12 Jebakan, Bagian Satu

105 9 0
                                    

[Beberapa Hari Lalu]

[Sebuah Gua Misterius, Lantai Tengah]

"Dia tidak lebih dari seorang pecundang yang munafik." Orang itu berkata pada seluruh pemain yang berada dihadapannya, suaranya bergema di seluruh gua yang kurang penerangan itu.

Percakapan sudah berlangsung cukup lama dalam gua misterius itu. Jika dihitung, jumlah orang yang ada dalam gua cukup banyak hingga mencapai angka ratusan. Mereka juga tampak mengenakan pakaian yang sama, mantel kelabu dengan sebagian wajah tertutup. Di depan mereka semua tampak seorang yang mendominasi pembicaraan sejak tadi dia sedikit berbeda, mengenakan topeng putih dengan senyum lebar dan mata yang menerawang, mungkin dia pimpinan dari mereka semua.

Di samping orang itu, seorang lagi yang sangat kontras dengan yang lainnya itu tampak dari armornya yang berwarna biru dan hitam, seorang werebeast tipe serigala, dia dijaga sangat ketat oleh yang lainnya dan tampak mengenakan rantai di kaki dan tangannya.

Seorang berada di barisan ketiga berseru. "Jika dia memang seorang pecundang. Lalu apa tindakan yang akan anda lakukan, Master?!"

Dia mungkin sedang tersenyum dalam topengnya yang juga tersenyum mengerikan. "Kita akan menjebaknya... lalu kalianlah habisi mereka semua," ujarnya sedikit mencondongkan tubuh lalu menelengkan kepalanya.

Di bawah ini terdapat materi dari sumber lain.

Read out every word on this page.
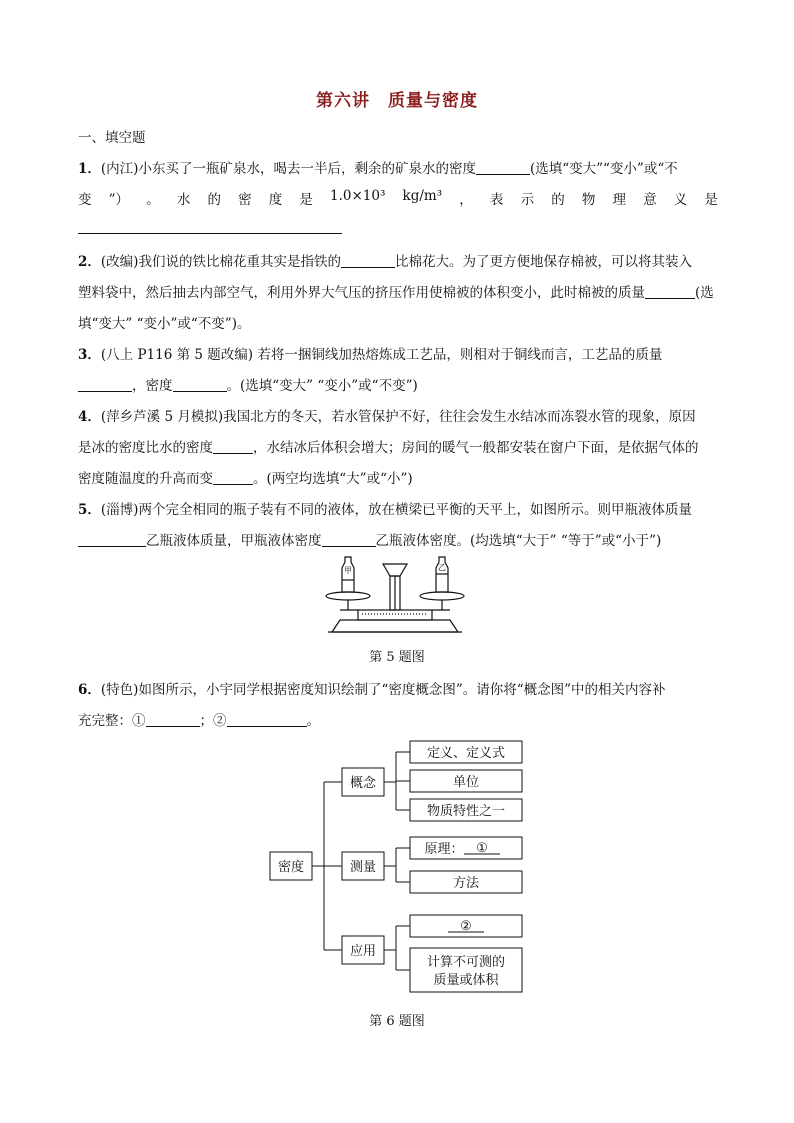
第六讲　质量与密度
一、填空题
1．(内江)小东买了一瓶矿泉水，喝去一半后，剩余的矿泉水的密度	(选填“变大”“变小”或“不
变 ”） 。 水 的 密 度 是 1.0×10³ kg/m³ ， 表 示 的 物 理 意 义 是
2．(改编)我们说的铁比棉花重其实是指铁的	比棉花大。为了更方便地保存棉被，可以将其装入
塑料袋中，然后抽去内部空气，利用外界大气压的挤压作用使棉被的体积变小，此时棉被的质量	(选
填“变大” “变小”或“不变”)。
3．(八上 P116 第 5 题改编) 若将一捆铜线加热熔炼成工艺品，则相对于铜线而言，工艺品的质量
，密度	。(选填“变大” “变小”或“不变”)
4．(萍乡芦溪 5 月模拟)我国北方的冬天，若水管保护不好，往往会发生水结冰而冻裂水管的现象，原因
是冰的密度比水的密度	，水结冰后体积会增大；房间的暖气一般都安装在窗户下面，是依据气体的
密度随温度的升高而变	。(两空均选填“大”或“小”)
5．(淄博)两个完全相同的瓶子装有不同的液体，放在横梁已平衡的天平上，如图所示。则甲瓶液体质量
乙瓶液体质量，甲瓶液体密度	乙瓶液体密度。(均选填“大于” “等于”或“小于”)
甲	乙
第 5 题图
6．(特色)如图所示，小宇同学根据密度知识绘制了“密度概念图”。请你将“概念图”中的相关内容补
充完整：①	；②	。
密度
概念
测量
应用
定义、定义式
单位
物质特性之一
原理： ①
方法
②
计算不可测的
质量或体积
第 6 题图
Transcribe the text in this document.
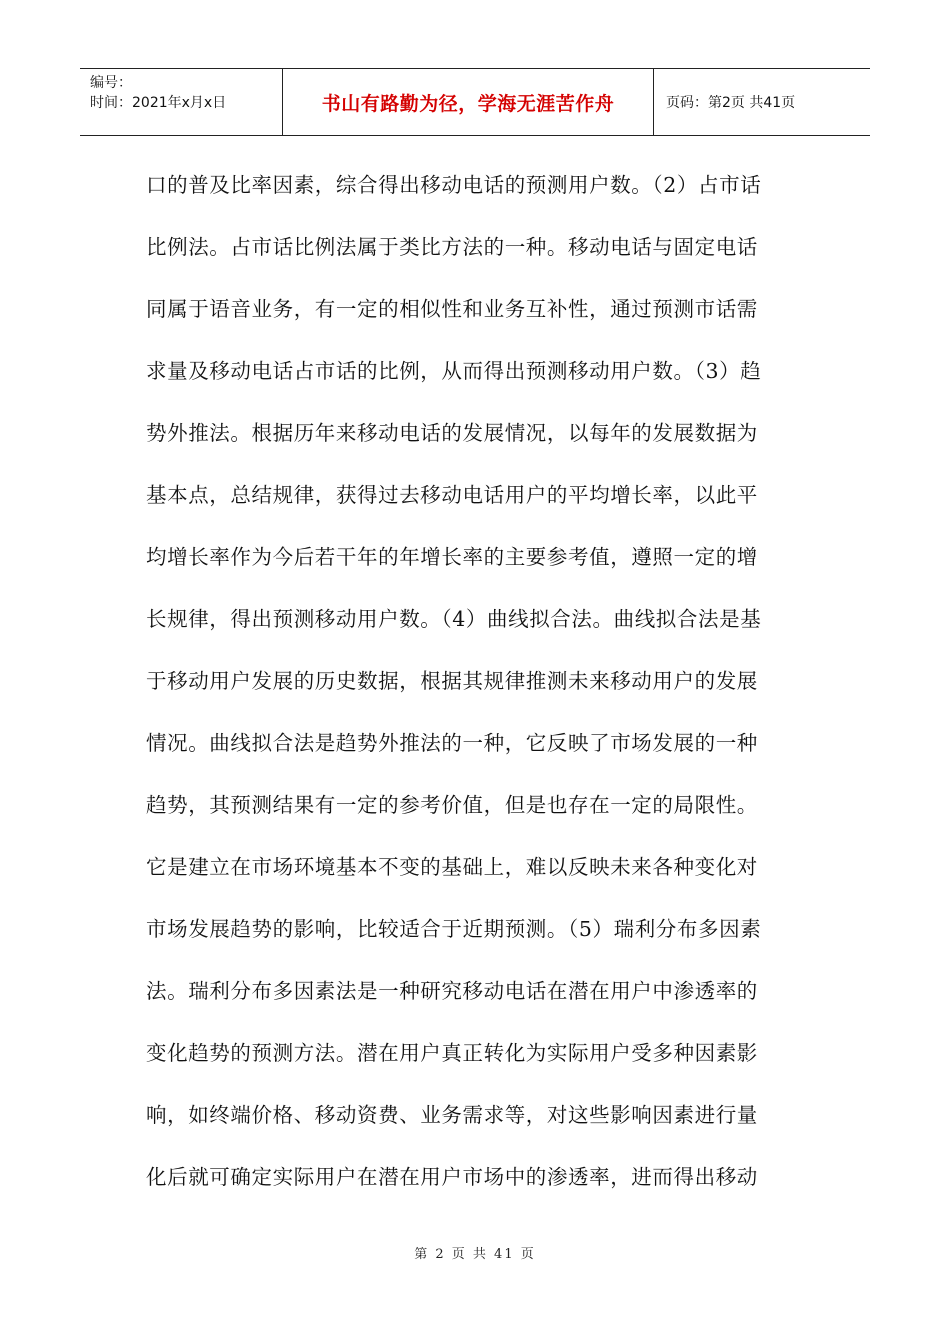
编号：
时间：2021年x月x日	书山有路勤为径，学海无涯苦作舟	页码：第2页 共41页
口的普及比率因素，综合得出移动电话的预测用户数。（2）占市话
比例法。占市话比例法属于类比方法的一种。移动电话与固定电话
同属于语音业务，有一定的相似性和业务互补性，通过预测市话需
求量及移动电话占市话的比例，从而得出预测移动用户数。（3）趋
势外推法。根据历年来移动电话的发展情况，以每年的发展数据为
基本点，总结规律，获得过去移动电话用户的平均增长率，以此平
均增长率作为今后若干年的年增长率的主要参考值，遵照一定的增
长规律，得出预测移动用户数。（4）曲线拟合法。曲线拟合法是基
于移动用户发展的历史数据，根据其规律推测未来移动用户的发展
情况。曲线拟合法是趋势外推法的一种，它反映了市场发展的一种
趋势，其预测结果有一定的参考价值，但是也存在一定的局限性。
它是建立在市场环境基本不变的基础上，难以反映未来各种变化对
市场发展趋势的影响，比较适合于近期预测。（5）瑞利分布多因素
法。瑞利分布多因素法是一种研究移动电话在潜在用户中渗透率的
变化趋势的预测方法。潜在用户真正转化为实际用户受多种因素影
响，如终端价格、移动资费、业务需求等，对这些影响因素进行量
化后就可确定实际用户在潜在用户市场中的渗透率，进而得出移动
第 2 页 共 41 页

Sorak-sorai para pemain dalam gua meledak seketika. Dan orang yang di sebut sebagai master itu pun tertawa dengan suara yang sedikit menyeramkan.

"Apa tujuanmu sebenarnya, dasar berengsek?!"

Seruan itu terdengar keras dan tajam hingga semua tiba-tiba terdiam, semua pandangan kini tertuju padanya.

Si pimpinan menatap ke arahnya seraya berkata, "Oh astaga, apa kau marah karena aku mengabaikanmu?" tanyanya.

Werebeast serigala itu bisa merasakan tatapan tajam si pimpinan padanya, tatapan amarah karena kesenangannya diganggu. Namun hal itu tak dihiraukannya, dia menyeringai sebelum berkata, "Jangan pikir aku akan takut dengan tatapanmu itu. Bahkan jika kau ingin membunuhku, silahkan saja!" suaranya terdengar menantang.

Sebuah pukulan melayang dari arah kiri, sepertinya salah satu penjaganya yang melakukan itu. "Diam, kau! Dasar jalang! Kau tak sopan dengan master kami," serunya.

"Tidak apa, Koko..." ujarnya menatap ke arah penjaga yang ada di sebelah kirinya sebelum kembali menatap si werebeast. "Tapi sayangku, kau terlalu berharga untuk dibunuh saat ini. Karena kau adalah kunci dari rencanaku saat ini."

"Aku tak sudi bergabung dalam rencanamu, berapa kali pun kau menyiksaku."

"Jangan keras kepala begitu sayang, wanita cantik sepertimu tak boleh keras kepala... atau kau ingin melihat semua anak buahmu mati di tangan kami," ancam si pimpinan.

Raut wajah si werebeast mulai berubah. Dari posisi setengah berdiri pada lututnya, dia beringsut dan menundukkan punggungnya hingga terlihat sedang berlutut. Sepertinya ancaman dari si pimpinan ini sangat berpengaruh padanya. Dia mulai ketakutan dan gemetaran, mungkin jika cahaya dalam gua tersebut cukup terang, wajahnya akan tampak pucat sekali.

"Hah? Ada apa sayang? Apa yang kau takutkan? Bukankah itu bagus karena bukan dirimu yang mati."

Mereka semua mulai tertawa melihat wajah ketakutan si werebeast meski tak begitu jelas.

"Gehaha, mungkin sudah waktunya bagiku untuk berkenalan dengan musuh," ujarnya saat melepaskan mantel kelabunya.

Tampak sosok seorang pemain bertubuh cukup tinggi untuk seorang ras manusia. Topengnya tampak kontras dengan rambut hitamnya yang pendek dan topi berpita putih. Dia mengenakan kemeja hitam, dasi putih dan jas hitam dengan celana yang sama seperti kemejanya. Di sabuknya menggantung dua buah pedang berukuran pendek di kedua sisinya, tampak seperti seorang pesulap yang besiap melakukan atraksi sirkus. Senyum di topengnya tampak menyeramkan selaras dengan mata sedih mengerikan yang terpampang.